I Wayan Tumpek (60) adalah seorang penyandang tunanetra bersahaja di Karangasem. Ia tidak ingin berpangku tangan dan hanya berharap belas kasihan orang lain. Di tengah keterbatasan yang dimilikinya, Tumpek tetap produktif dengan membuat keset berbahan sabut kelapa.
"Meskipun tidak banyak yang beli kerajinan ini, saya tetap memproduksi," kata Tumpek saat ditemui di rumahnya di Banjar Dinas Telengan, Desa Gegelang, Kecamatan Manggis, Kabupaten Karangasem, Kamis (7/7/2022).
Sehari, ia bisa membuat 3-5 lembar keset. Tumpek menjual keset buatannya itu dengan cara menitipkan di warung-warung dekat rumahnya. Beberapa pelanggan juga sering datang langsung ke rumahnya.
SCROLL TO CONTINUE WITH CONTENT
Seiring waktu, keset buatannya kalah saing dengan keset-keset yang dijual di took-toko modern. Meski begitu, ia mengaku tetap membuat kerajinan tersebut karena tidak ada lagi yang bisa dia lakukan di tengah keterbatasan yang dimiliki.
"Sekarang produksinya sedikit saja, saya takut menumpuk di rumah karena jarang ada yang membeli," imbuhnya.
Tumpek bercerita dirinya mengalami kebutaan sejak masih berusia 7 tahun. Sejak itulah Tumpek tidak dapat melihat sama sekali.
"Awalnya saya hanya mengalami sakit mata. Tapi setelah beberapa hari tidak sembuh-sembuh. Setelah itu saya tidak dapat melihat sama sekali, mau berobat juga tidak bisa karena keterbatasan biaya," tutur Tumpek.
Menginjak usia remaja, Tumpuk berkesempatan mengikuti pelatihan di salah satu Sekolah Luar Biasa (SLB) di Kota Denpasar. Saat itulah ia belajar membuat berbagai kerajinan tangan seperti sapu bulu, sapu lidi, keset, dan lainnya.
Berbekal ilmu dari SLB itulah Tumpek mulai membuat kerajinan keset berbahan sabut kelapa.
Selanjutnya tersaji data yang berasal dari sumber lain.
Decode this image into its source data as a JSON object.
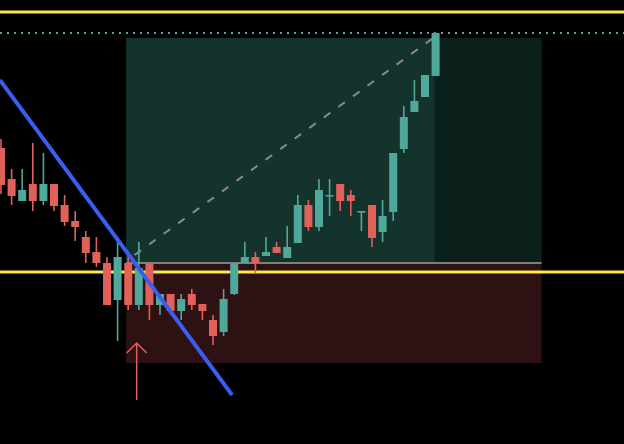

Proses pembuatan keset itu dia kerjakan seorang diri. Untuk mendapatkan bahan baku sabut kelapa, ia dibantu oleh adik-adiknya.
Selain membuat kerajinan keset dari sabut kelapa, Tumpek juga sempat berkerja mengumpulkan batu dari sungai untuk kemudian dijual sebagai bahan bangunan. "Tapi sekarang saya sudah tidak diizinkan lagi oleh adik saya untuk mandi ke sungai karena sudah tua juga, mereka takut saya jatuh katanya," ujarTumpek.
Di tengah usianya yang semakin menua, Tumpek mengaku hanya bisa berharap dari adik-adiknya untuk makan sehari-hari. "Saya sebenarnya tidak mau terlalu merepotkan adik-adik saya. Tapi mau gimana lagi, keset buatan saya sudah tidak begitu laku terjual," ucap Tumpek lirih.